Trees with Equal Total Domination and Game Total Domination Numbers

TL;DR

This paper investigates the total domination game on graphs, proving that for forests with no isolated vertices, the game total domination number when Dominator starts is at most when Staller starts, and characterizes trees where these numbers are equal.

Contribution

It establishes a bound on the game total domination numbers for forests and characterizes trees with equal total domination and game total domination numbers.

Findings

For forests with no isolated vertices, γ_tg(G) ≤ γ_tg'(G).

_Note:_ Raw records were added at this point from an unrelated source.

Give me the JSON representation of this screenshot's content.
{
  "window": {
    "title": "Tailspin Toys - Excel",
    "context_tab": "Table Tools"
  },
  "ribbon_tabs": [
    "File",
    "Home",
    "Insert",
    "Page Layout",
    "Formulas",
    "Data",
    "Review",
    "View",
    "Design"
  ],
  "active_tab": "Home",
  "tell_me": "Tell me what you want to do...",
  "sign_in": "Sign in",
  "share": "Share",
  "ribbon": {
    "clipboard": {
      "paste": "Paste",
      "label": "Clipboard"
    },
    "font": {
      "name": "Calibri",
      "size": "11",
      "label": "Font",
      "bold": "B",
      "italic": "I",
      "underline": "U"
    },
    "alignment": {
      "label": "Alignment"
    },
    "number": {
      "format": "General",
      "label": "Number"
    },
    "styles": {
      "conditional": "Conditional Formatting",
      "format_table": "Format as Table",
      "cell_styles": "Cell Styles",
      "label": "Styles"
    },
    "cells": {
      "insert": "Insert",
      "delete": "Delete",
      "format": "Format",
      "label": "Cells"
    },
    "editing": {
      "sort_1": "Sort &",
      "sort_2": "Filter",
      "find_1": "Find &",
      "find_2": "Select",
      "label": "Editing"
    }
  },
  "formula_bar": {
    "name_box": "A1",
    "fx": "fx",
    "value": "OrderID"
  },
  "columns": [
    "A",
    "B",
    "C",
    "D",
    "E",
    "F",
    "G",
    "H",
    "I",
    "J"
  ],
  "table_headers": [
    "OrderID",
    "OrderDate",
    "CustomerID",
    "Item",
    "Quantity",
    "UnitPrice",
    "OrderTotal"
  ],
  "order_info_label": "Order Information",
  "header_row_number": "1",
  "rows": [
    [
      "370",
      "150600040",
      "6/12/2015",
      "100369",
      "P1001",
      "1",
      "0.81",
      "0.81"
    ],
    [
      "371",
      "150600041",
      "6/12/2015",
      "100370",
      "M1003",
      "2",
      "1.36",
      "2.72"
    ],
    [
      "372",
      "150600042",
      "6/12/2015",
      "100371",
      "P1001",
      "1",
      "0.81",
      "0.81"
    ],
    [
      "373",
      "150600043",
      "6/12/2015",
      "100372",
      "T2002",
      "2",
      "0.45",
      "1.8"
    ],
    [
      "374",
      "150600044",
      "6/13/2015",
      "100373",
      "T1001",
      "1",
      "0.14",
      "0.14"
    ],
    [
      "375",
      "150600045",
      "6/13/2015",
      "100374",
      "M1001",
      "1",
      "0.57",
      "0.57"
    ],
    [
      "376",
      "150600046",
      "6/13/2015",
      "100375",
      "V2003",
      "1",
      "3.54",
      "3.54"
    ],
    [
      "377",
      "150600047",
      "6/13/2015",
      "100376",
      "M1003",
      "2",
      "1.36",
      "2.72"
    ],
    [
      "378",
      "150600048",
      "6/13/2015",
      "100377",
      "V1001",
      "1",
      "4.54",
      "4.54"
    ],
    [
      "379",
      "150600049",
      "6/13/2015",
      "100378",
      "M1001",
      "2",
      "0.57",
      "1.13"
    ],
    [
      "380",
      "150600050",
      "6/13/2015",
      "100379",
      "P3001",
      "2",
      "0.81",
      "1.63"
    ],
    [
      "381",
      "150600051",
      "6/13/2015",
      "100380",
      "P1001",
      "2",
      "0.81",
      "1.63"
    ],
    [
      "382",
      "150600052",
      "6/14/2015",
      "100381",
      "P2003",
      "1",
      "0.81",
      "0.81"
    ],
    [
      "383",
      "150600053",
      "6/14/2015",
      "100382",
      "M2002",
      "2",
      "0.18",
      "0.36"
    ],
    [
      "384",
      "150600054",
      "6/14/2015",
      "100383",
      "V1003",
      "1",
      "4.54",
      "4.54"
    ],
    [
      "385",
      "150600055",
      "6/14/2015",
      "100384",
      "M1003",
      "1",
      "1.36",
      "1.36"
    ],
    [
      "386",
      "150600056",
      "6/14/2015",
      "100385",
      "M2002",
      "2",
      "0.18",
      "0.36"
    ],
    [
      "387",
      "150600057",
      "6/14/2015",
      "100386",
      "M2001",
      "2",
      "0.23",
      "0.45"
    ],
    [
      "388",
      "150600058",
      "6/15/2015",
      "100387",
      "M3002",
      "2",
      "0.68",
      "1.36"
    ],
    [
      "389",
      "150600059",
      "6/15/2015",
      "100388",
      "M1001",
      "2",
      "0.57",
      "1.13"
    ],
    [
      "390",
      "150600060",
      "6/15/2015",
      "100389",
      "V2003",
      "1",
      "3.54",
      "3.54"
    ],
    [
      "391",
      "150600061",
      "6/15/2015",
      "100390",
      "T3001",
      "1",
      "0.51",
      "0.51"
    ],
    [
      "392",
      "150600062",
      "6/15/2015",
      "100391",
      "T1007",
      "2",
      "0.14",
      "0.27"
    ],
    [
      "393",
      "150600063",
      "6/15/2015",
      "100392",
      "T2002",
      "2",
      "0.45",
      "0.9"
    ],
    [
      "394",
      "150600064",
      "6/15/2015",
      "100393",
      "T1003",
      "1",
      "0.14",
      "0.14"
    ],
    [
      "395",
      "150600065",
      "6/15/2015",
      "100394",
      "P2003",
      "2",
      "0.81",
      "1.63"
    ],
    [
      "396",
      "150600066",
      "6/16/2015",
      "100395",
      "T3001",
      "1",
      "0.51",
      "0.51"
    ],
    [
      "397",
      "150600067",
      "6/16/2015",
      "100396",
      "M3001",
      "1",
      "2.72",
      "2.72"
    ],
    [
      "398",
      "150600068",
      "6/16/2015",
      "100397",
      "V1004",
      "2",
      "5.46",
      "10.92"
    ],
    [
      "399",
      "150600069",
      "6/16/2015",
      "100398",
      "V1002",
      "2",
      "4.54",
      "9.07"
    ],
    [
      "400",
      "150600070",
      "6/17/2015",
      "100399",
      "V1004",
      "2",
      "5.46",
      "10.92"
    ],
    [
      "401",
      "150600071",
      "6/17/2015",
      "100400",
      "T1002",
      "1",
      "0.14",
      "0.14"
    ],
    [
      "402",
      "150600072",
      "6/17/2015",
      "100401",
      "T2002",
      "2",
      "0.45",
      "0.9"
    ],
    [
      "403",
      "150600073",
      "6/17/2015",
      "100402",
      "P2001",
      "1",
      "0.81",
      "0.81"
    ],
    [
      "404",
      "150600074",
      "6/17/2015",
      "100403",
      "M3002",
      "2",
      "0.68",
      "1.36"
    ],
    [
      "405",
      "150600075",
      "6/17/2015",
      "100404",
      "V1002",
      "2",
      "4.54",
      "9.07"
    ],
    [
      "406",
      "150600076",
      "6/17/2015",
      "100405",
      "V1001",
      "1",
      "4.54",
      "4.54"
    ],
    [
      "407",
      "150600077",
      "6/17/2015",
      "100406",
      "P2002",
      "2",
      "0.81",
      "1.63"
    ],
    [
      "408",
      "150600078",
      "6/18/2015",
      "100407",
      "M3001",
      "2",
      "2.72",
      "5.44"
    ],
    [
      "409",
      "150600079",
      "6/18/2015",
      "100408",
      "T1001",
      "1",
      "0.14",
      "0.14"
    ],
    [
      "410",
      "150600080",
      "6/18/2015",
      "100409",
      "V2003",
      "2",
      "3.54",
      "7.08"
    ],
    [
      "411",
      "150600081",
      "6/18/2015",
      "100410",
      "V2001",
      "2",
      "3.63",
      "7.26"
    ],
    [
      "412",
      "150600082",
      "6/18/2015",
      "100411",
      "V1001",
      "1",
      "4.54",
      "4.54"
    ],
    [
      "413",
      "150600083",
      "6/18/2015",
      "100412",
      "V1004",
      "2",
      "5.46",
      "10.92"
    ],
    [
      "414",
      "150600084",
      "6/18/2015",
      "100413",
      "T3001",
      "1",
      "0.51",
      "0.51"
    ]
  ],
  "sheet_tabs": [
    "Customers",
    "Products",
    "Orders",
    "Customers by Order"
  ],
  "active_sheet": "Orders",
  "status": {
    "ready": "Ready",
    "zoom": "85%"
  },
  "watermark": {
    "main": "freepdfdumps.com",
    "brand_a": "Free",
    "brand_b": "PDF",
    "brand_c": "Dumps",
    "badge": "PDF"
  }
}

Characterization of trees with equal total domination and game total domination numbers.

Abstract

In this paper, we continue the study of the total domination game in graphs introduced in [Graphs Combin. 31(5) (2015), 1453--1462], where the players Dominator and Staller alternately select vertices of $G$. Each vertex chosen must strictly increase the number of vertices totally dominated, where a vertex totally dominates another vertex if they are neighbors. This process eventually produces a total dominating set $S$ of $G$ in which every vertex is totally dominated by a vertex in $S$. Dominator wishes to minimize the number of vertices chosen, while Staller wishes to maximize it. The game total domination number, $\gamma_{\rm tg}(G)$, (respectively, Staller-start game total domination number, $\gamma_{\rm tg}'(G)$) of $G$ is the number of vertices chosen when Dominator (respectively, Staller) starts the game and both players play optimally. For general graphs $G$, sometimes $\gamma_{\rm tg}(G) > \gamma_{\rm tg}'(G)$. We show that if $G$ is a forest with no isolated vertex, then $\gamma_{\rm tg}(G) \le \gamma_{\rm tg}'(G)$. Using this result, we characterize the trees with equal total domination and game total domination number.